Date of publication: June 14, 2019

Our school board hosted the second edition of its robotics competition on June 11 and 12, 2019 at the gymnasium of École secondaire catholique de La Vérendrye in Thunder Bay.

In order to ensure that their students are well prepared and learning, teachers participated in two 2-day training sessions (fall and winter) on robotics and its integration into the mathematics and science and technology curriculum. During these trainings, they explored basic robotics and programming concepts and then increasingly advanced programming concepts. They were also able to learn about the challenges that would be used in the robotics competition.

For the first time this year, teachers were required to be accompanied by a "student champion" in grades 4-8 for the second training at the Centre francophone de Thunder Bay. The goal was for these students to become robotics mentors with their teachers and be able to mentor their peers in the classroom. These student champions also had the opportunity to participate in an additional evening training session to further their knowledge and experience programming and robotics activities.

Finally, all of this preparation for the long-awaited robotics competition has allowed students in grades 1 through 8 from eleven classes and one robotics club in eight of our ten schools to develop their skills throughout the school year while having fun. Collaboration, communication, critical thinking and problem solving, innovation and creativity, and independent learning were all global skills* that our students had to use and develop as they learned about programming and robotics and then went on to the big competition.

This challenging and engaging competition of course provided students with challenges and perseverance, but even more valuable was the opportunity to bond with other students in the Council.

During the tournament, the challenges depended on the age of the students. The 2nd and 3rd graders were able to discover the Wedo robots through 2 challenges. The first one was a science exhibition: an oral presentation on a natural disaster and a robot with a mechanism to come to the rescue in case of such an event.

The second programming challenge was the polar bear: two scientists find themselves in Antarctica, but they are not alone.
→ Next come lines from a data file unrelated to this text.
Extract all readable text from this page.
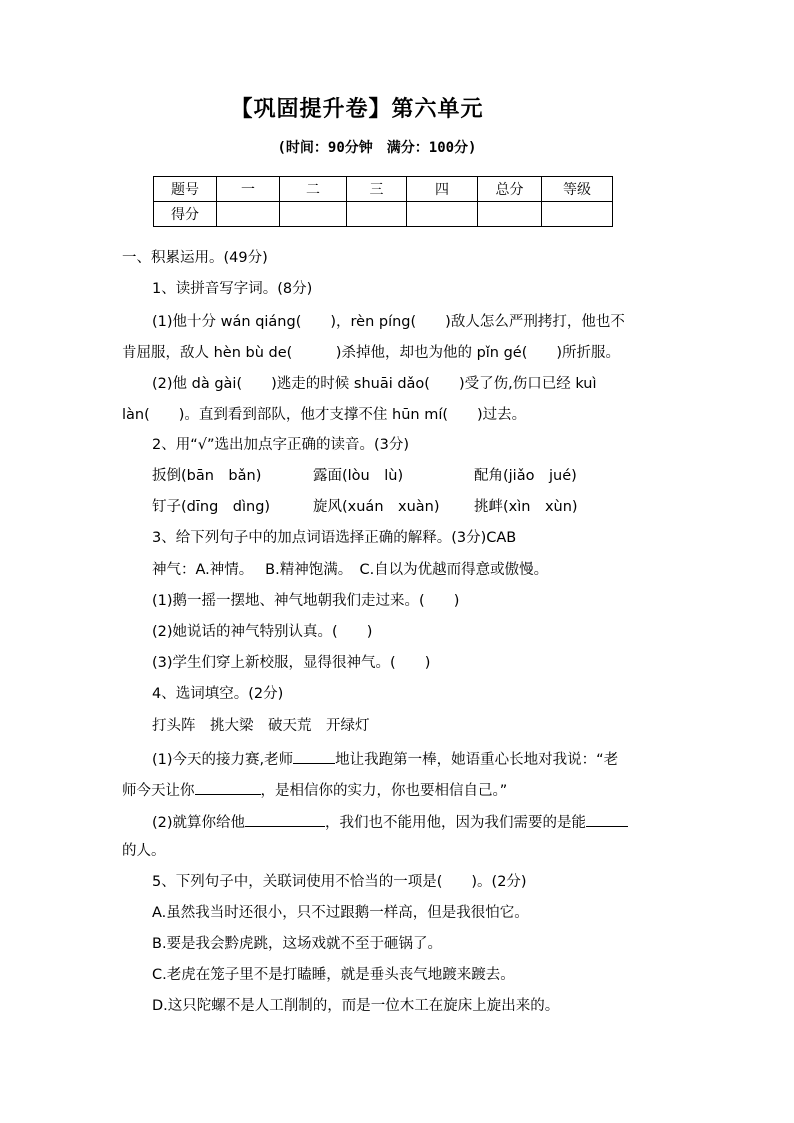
【巩固提升卷】第六单元
(时间：90分钟　满分：100分)
题号	一	二	三	四	总分	等级
得分						
一、积累运用。(49分)
1、读拼音写字词。(8分)
(1)他十分 wán qiáng(　　)，rèn píng(　　)敌人怎么严刑拷打，他也不
肯屈服，敌人 hèn bù de(　　　)杀掉他，却也为他的 pǐn gé(　　)所折服。
(2)他 dà gài(　　)逃走的时候 shuāi dǎo(　　)受了伤,伤口已经 kuì
làn(　　)。直到看到部队，他才支撑不住 hūn mí(　　)过去。
2、用“√”选出加点字正确的读音。(3分)
扳倒(bān　bǎn)	露面(lòu　lù)	配角(jiǎo　jué)
钉子(dīng　dìng)	旋风(xuán　xuàn) 挑衅(xìn　xùn)
3、给下列句子中的加点词语选择正确的解释。(3分)CAB
神气：A.神情。　 B.精神饱满。　C.自以为优越而得意或傲慢。
(1)鹅一摇一摆地、神气地朝我们走过来。(　　)
(2)她说话的神气特别认真。(　　)
(3)学生们穿上新校服，显得很神气。(　　)
4、选词填空。(2分)
打头阵　挑大梁　破天荒　开绿灯
(1)今天的接力赛,老师	地让我跑第一棒，她语重心长地对我说：“老
师今天让你	，是相信你的实力，你也要相信自己。”
(2)就算你给他	，我们也不能用他，因为我们需要的是能
的人。
5、下列句子中，关联词使用不恰当的一项是(　　)。(2分)
A.虽然我当时还很小，只不过跟鹅一样高，但是我很怕它。
B.要是我会黔虎跳，这场戏就不至于砸锅了。
C.老虎在笼子里不是打瞌睡，就是垂头丧气地踱来踱去。
D.这只陀螺不是人工削制的，而是一位木工在旋床上旋出来的。
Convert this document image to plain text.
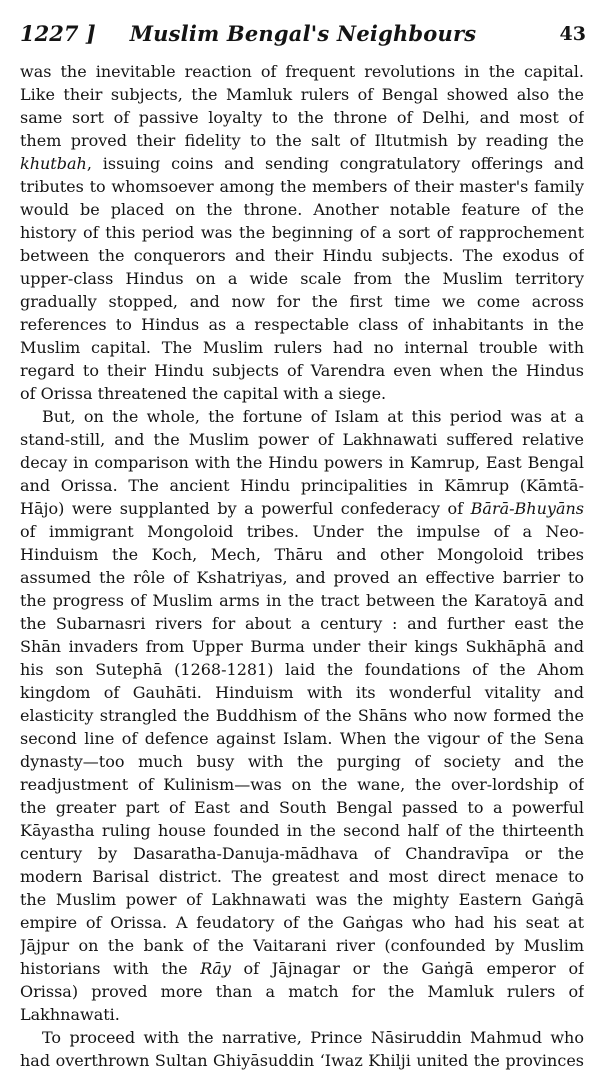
1227 ]	Muslim Bengal's Neighbours	43
was the inevitable reaction of frequent revolutions in the capital.
Like their subjects, the Mamluk rulers of Bengal showed also the
same sort of passive loyalty to the throne of Delhi, and most of
them proved their fidelity to the salt of Iltutmish by reading the
khutbah, issuing coins and sending congratulatory offerings and
tributes to whomsoever among the members of their master's family
would be placed on the throne. Another notable feature of the
history of this period was the beginning of a sort of rapprochement
between the conquerors and their Hindu subjects. The exodus of
upper-class Hindus on a wide scale from the Muslim territory
gradually stopped, and now for the first time we come across
references to Hindus as a respectable class of inhabitants in the
Muslim capital. The Muslim rulers had no internal trouble with
regard to their Hindu subjects of Varendra even when the Hindus
of Orissa threatened the capital with a siege.
But, on the whole, the fortune of Islam at this period was at a
stand-still, and the Muslim power of Lakhnawati suffered relative
decay in comparison with the Hindu powers in Kamrup, East Bengal
and Orissa. The ancient Hindu principalities in Kāmrup (Kāmtā-
Hājo) were supplanted by a powerful confederacy of Bārā-Bhuyāns
of immigrant Mongoloid tribes. Under the impulse of a Neo-
Hinduism the Koch, Mech, Thāru and other Mongoloid tribes
assumed the rôle of Kshatriyas, and proved an effective barrier to
the progress of Muslim arms in the tract between the Karatoyā and
the Subarnasri rivers for about a century : and further east the
Shān invaders from Upper Burma under their kings Sukhāphā and
his son Sutephā (1268-1281) laid the foundations of the Ahom
kingdom of Gauhāti. Hinduism with its wonderful vitality and
elasticity strangled the Buddhism of the Shāns who now formed the
second line of defence against Islam. When the vigour of the Sena
dynasty—too much busy with the purging of society and the
readjustment of Kulinism—was on the wane, the over-lordship of
the greater part of East and South Bengal passed to a powerful
Kāyastha ruling house founded in the second half of the thirteenth
century by Dasaratha-Danuja-mādhava of Chandravīpa or the
modern Barisal district. The greatest and most direct menace to
the Muslim power of Lakhnawati was the mighty Eastern Gaṅgā
empire of Orissa. A feudatory of the Gaṅgas who had his seat at
Jājpur on the bank of the Vaitarani river (confounded by Muslim
historians with the Rāy of Jājnagar or the Gaṅgā emperor of
Orissa) proved more than a match for the Mamluk rulers of
Lakhnawati.
To proceed with the narrative, Prince Nāsiruddin Mahmud who
had overthrown Sultan Ghiyāsuddin ‘Iwaz Khilji united the provinces
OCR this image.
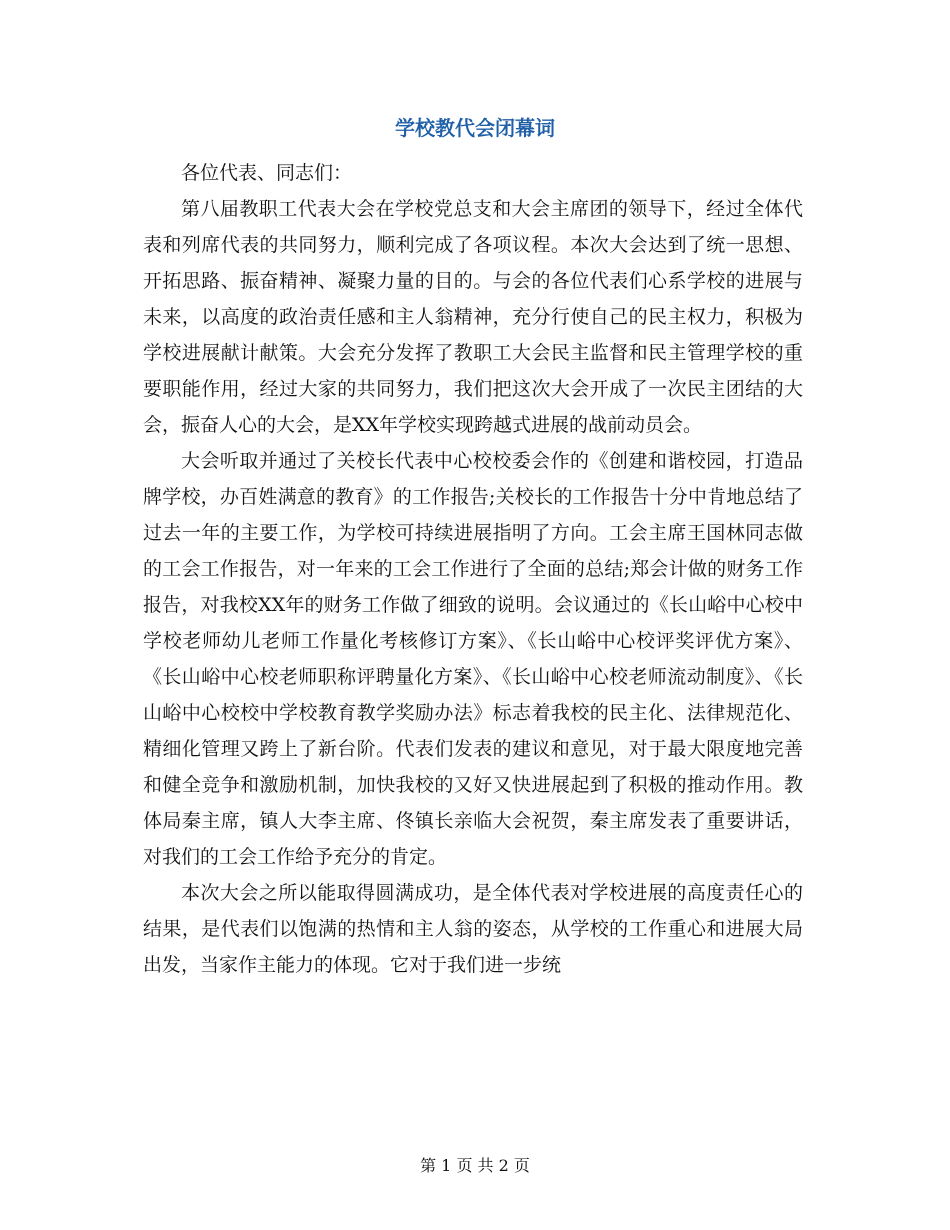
学校教代会闭幕词

各位代表、同志们：

第八届教职工代表大会在学校党总支和大会主席团的领导下，经过全体代表和列席代表的共同努力，顺利完成了各项议程。本次大会达到了统一思想、开拓思路、振奋精神、凝聚力量的目的。与会的各位代表们心系学校的进展与未来，以高度的政治责任感和主人翁精神，充分行使自己的民主权力，积极为学校进展献计献策。大会充分发挥了教职工大会民主监督和民主管理学校的重要职能作用，经过大家的共同努力，我们把这次大会开成了一次民主团结的大会，振奋人心的大会，是XX年学校实现跨越式进展的战前动员会。

大会听取并通过了关校长代表中心校校委会作的《创建和谐校园，打造品牌学校，办百姓满意的教育》的工作报告;关校长的工作报告十分中肯地总结了过去一年的主要工作，为学校可持续进展指明了方向。工会主席王国林同志做的工会工作报告，对一年来的工会工作进行了全面的总结;郑会计做的财务工作报告，对我校XX年的财务工作做了细致的说明。会议通过的《长山峪中心校中学校老师幼儿老师工作量化考核修订方案》、《长山峪中心校评奖评优方案》、《长山峪中心校老师职称评聘量化方案》、《长山峪中心校老师流动制度》、《长山峪中心校校中学校教育教学奖励办法》标志着我校的民主化、法律规范化、精细化管理又跨上了新台阶。代表们发表的建议和意见，对于最大限度地完善和健全竞争和激励机制，加快我校的又好又快进展起到了积极的推动作用。教体局秦主席，镇人大李主席、佟镇长亲临大会祝贺，秦主席发表了重要讲话，对我们的工会工作给予充分的肯定。

本次大会之所以能取得圆满成功，是全体代表对学校进展的高度责任心的结果，是代表们以饱满的热情和主人翁的姿态，从学校的工作重心和进展大局出发，当家作主能力的体现。它对于我们进一步统

第 1 页 共 2 页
A polar bear approaches them because of the smell of their good tuna sandwich. The robots must move the cooler near the bear to allow the scientists to get away, bring them to a safe place, and then must retrieve the scientists' equipment. As for the others they had to prepare their EV3 robots in advance for the SUMO challenges (taking the opponent's robot out of the defined area).

Finally, the 3rd alarm challenge: a fire has broken out in the village. The robot has several steps to complete in the challenge such as moving the barrier to keep people away, rescuing people from the buildings and bringing them to a safe place and a "surprise" element, putting out the fire - moving the red fireball to a specific location. And again this year, we had a "surprise" challenge where no instructions were given in advance and teams had to program on the spot to avoid holes or make specific runs.

*Ontario favours a Comprehensive Competency Framework adapted from Defining 21st Century Competencies for Ontario - A Discussion Paper (2016) and CMEC's Pan-Canadian Framework for Comprehensive Competencies. [http://www.ontariodirectors.ca/CODE-TLF/docs/tel/Cadre_pancanadien_competences_globales_descripteu-3.PDF]

This tournament was made possible through a financial contribution from the Ontario Ministry of Education.